Unfortunately, despite the inherently diachronic nature of skill acquisition, purely longitudinal research on chess development remains relatively scarce. Moreover, existing studies often present somewhat contradictory findings.

De Bruin et al. (2008) investigated how adolescent elite chess players developed their skills over several years by associating retrospective practice estimates (collected via training diaries) with individual growth curves using linear mixed models. They found that deliberate practice strongly predicted performance, with monotonic effects - that is, the benefits of practice held consistently throughout the players’ development. Additionally, the authors reported that: (1) both players who persisted in chess training and those who eventually dropped out benefited similarly from accumulated practice, suggesting that differences in final performance were due to quantity of practice, not to its differential effectiveness; and (2) given that both groups improved through deliberate practice, the findings provided no support for innate-talent confounds.

Nevertheless, the study is not without limitations. The use of linear mixed models with fixed slopes likely altered the natural shape of participants’ learning trajectories by assuming uniform rates of improvement - thereby masking non-linear features typical of real-world learning (e.g., plateaus, bursts, regressions). While this model simplification may have favored interpretability over precision in capturing complex learning dynamics, it likely came at the cost of lost variation, potentially mischaracterizing learners with atypical or more individualized growth patterns.

In a more recent longitudinal study, Vaci et al. (2019) reported findings that diverge from earlier models focused solely on deliberate practice. Specifically: (1) both practice and general intelligence independently explained a significant portion of raw Elo rating variance over time, and when modeled together, they accounted for 47% of the variance- more than double the contribution of either factor alone (17% each); (2) more intelligent players profited larger benefits from the same amount of practice, with this interaction most pronounced around peak skill age (approximately 35 years); and (3) both practice and intelligence displayed nonlinear effects that varied across age and skill level. The use of Generalized Additive Models (GAMs) was particularly well-suited to this analysis, as it allowed for the flexible modeling of nonlinear developmental trajectories without assuming a specific functional form. Although individual growth curves were not explicitly modeled, GAMs enabled the authors to estimate smooth, data-driven effects across individuals - avoiding the oversimplification inherent in linear trend assumptions. Additionally, the sample included a broad and well-distributed range of Elo ratings, enhancing the generalizability of the findings across skill levels.

Despite its widespread use as a proxy for chess expertise, raw Elo rating - and particularly Elo gain over time - is often treated in the literature as a linear, unproblematic dependent variable. However, this approach overlooks a key feature of the Elo system: the difficulty of rating improvement increases nonlinearly with skill level (Elo, 1957). A 100-point gain at lower ratings (e.g., from 1200 to 1300) is not equivalent in effort or significance to a gain from 2100 to 2200. Notably, studies such as de Bruin et al. (2008) and Vaci et al. (2019) model Elo progression without explicitly correcting for this scaling, which may lead to misrepresentations of individual learning efficiency.

To address this limitation, the present study introduces a normalized Elo progression metric that adjusts for both starting level and the increasing difficulty of improvement at higher ratings. This allows for a more meaningful identification of fast learners - not by absolute gains, but by progress made relative to expected difficulty. Unlike prior research relying on lab-based or retrospective data, this study adopts a fully naturalistic approach, using online chess data collected over three years in ecologically valid conditions. While this comes with trade-offs (e.g., less experimental control, absence of meta-data), it offers a rich, dynamic view of how learning unfolds in real-world settings. Methodologically, the study favors behavioral description as a first step - prioritizing what learners do over premature modeling of why they do.

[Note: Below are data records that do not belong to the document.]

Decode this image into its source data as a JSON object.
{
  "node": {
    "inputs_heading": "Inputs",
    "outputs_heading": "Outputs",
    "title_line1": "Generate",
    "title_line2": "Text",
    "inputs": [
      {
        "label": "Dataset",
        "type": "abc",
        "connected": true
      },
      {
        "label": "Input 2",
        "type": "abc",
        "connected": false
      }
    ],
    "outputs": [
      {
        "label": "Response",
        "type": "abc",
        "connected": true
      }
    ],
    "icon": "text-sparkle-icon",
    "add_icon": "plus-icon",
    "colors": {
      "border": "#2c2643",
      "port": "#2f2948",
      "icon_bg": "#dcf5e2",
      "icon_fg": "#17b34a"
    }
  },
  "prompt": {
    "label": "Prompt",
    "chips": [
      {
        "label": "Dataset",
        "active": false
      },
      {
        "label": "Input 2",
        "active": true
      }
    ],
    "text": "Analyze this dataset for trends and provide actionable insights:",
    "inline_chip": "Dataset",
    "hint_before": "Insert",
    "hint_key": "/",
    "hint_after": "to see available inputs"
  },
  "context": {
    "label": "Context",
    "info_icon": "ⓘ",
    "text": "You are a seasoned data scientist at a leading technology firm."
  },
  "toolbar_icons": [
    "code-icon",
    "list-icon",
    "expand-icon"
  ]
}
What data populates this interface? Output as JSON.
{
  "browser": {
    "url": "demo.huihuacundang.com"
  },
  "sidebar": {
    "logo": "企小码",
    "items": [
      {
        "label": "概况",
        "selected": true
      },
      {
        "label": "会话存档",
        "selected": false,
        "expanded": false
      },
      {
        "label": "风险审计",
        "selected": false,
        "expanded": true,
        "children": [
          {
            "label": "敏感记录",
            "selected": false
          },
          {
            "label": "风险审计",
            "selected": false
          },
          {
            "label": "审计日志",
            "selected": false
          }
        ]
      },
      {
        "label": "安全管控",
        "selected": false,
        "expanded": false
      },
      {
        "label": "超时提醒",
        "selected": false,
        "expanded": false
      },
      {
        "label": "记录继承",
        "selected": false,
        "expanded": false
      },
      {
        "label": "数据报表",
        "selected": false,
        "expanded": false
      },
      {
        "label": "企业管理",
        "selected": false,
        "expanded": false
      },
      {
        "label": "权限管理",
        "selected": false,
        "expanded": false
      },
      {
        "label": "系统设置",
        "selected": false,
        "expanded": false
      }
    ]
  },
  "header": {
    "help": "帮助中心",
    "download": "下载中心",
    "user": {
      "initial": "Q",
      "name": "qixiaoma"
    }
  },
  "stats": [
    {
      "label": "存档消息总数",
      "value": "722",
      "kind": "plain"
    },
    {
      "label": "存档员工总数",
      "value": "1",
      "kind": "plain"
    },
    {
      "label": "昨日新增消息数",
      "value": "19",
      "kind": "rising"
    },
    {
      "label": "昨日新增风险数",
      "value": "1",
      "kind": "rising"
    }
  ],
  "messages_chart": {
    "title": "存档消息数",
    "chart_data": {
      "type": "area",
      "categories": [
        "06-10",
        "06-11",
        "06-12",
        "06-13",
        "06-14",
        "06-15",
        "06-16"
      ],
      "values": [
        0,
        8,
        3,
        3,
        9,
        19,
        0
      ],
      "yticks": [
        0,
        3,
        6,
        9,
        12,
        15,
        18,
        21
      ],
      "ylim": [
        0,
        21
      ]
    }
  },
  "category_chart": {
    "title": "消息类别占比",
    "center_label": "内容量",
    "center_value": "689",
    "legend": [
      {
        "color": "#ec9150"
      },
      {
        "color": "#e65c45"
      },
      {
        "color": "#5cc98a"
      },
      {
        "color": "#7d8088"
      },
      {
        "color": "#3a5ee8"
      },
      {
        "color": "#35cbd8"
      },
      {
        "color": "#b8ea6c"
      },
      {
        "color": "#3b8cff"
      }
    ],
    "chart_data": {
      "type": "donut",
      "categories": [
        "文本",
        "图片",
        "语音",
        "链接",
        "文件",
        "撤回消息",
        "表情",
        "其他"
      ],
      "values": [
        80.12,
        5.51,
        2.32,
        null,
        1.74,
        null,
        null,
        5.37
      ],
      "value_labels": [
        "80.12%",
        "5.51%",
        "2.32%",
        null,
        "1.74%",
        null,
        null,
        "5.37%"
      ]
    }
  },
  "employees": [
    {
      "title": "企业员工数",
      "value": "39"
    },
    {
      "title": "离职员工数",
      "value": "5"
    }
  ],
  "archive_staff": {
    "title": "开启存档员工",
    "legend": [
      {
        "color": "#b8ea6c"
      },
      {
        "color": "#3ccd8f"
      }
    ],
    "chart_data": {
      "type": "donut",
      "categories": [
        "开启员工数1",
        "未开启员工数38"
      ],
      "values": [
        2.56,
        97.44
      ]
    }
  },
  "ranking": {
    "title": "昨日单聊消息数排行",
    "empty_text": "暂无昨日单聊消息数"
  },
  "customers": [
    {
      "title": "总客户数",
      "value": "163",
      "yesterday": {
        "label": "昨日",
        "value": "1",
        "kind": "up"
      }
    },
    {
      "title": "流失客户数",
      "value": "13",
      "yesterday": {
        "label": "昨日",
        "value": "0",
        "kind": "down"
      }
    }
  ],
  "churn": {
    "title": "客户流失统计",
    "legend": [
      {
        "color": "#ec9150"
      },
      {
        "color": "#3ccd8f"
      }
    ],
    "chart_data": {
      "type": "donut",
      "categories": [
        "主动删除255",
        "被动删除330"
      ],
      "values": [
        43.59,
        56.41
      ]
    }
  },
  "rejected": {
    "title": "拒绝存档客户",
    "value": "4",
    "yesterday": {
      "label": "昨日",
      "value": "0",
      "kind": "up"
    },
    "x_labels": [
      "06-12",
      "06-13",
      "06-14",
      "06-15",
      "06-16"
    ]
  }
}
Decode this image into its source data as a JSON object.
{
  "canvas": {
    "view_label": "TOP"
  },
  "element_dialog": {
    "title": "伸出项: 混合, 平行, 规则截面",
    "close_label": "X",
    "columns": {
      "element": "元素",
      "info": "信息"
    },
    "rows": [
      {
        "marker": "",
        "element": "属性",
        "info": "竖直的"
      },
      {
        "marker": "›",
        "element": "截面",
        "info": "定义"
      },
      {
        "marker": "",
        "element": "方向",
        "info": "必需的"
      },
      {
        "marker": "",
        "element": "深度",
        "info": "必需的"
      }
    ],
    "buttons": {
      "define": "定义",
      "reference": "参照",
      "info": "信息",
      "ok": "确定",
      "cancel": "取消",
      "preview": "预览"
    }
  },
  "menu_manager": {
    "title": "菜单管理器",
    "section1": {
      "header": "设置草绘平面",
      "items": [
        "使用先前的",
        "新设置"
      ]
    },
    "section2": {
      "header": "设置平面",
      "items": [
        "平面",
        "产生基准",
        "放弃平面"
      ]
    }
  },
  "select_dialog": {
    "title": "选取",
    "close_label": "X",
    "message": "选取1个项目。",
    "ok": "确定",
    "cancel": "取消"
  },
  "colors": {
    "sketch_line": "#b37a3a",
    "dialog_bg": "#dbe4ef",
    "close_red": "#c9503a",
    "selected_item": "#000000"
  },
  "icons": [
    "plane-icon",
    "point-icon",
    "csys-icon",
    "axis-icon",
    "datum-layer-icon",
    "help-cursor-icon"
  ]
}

Building on this foundation, the present study seeks to identify behavioral predictors of accelerated skill acquisition in a large and ecologically valid sample of online chess players (N = 826). Rather than conceptualizing expertise as a fixed outcome or essential trait, we frame it as a developmental process shaped by the structure, context, and responsiveness of learners’ engagement over time. Drawing on theoretical frameworks including deliberate practice (Ericsson et al., 1993), chunking-based pattern recognition (Chase & Simon, 1973), and Vygotsky’s Zone of Proximal Development (1978), we focus on behavioral features that capture not only the frequency and spacing of practice (e.g., intervals between sessions), but also the degree to which learners calibrate their training to productive levels of challenge - operationalized as the Elo rating difference between player and opponent.

To reflect the cognitive dynamics of gameplay, we include a measure of move-sequence entropy, capturing the consistency and complexity of players’ decision patterns over time. Lower and more stable entropy may indicate the emergence of structured, automatized knowledge, consistent with chunking theory, whereas higher or more erratic entropy may reflect exploratory or unstructured play. In addition, we incorporate a measure of tactical efficiency, defined as the number of rounds required for a player's win probability to exceed a threshold of 0.70 - an indicator of how quickly players reach a clear advantageous game status.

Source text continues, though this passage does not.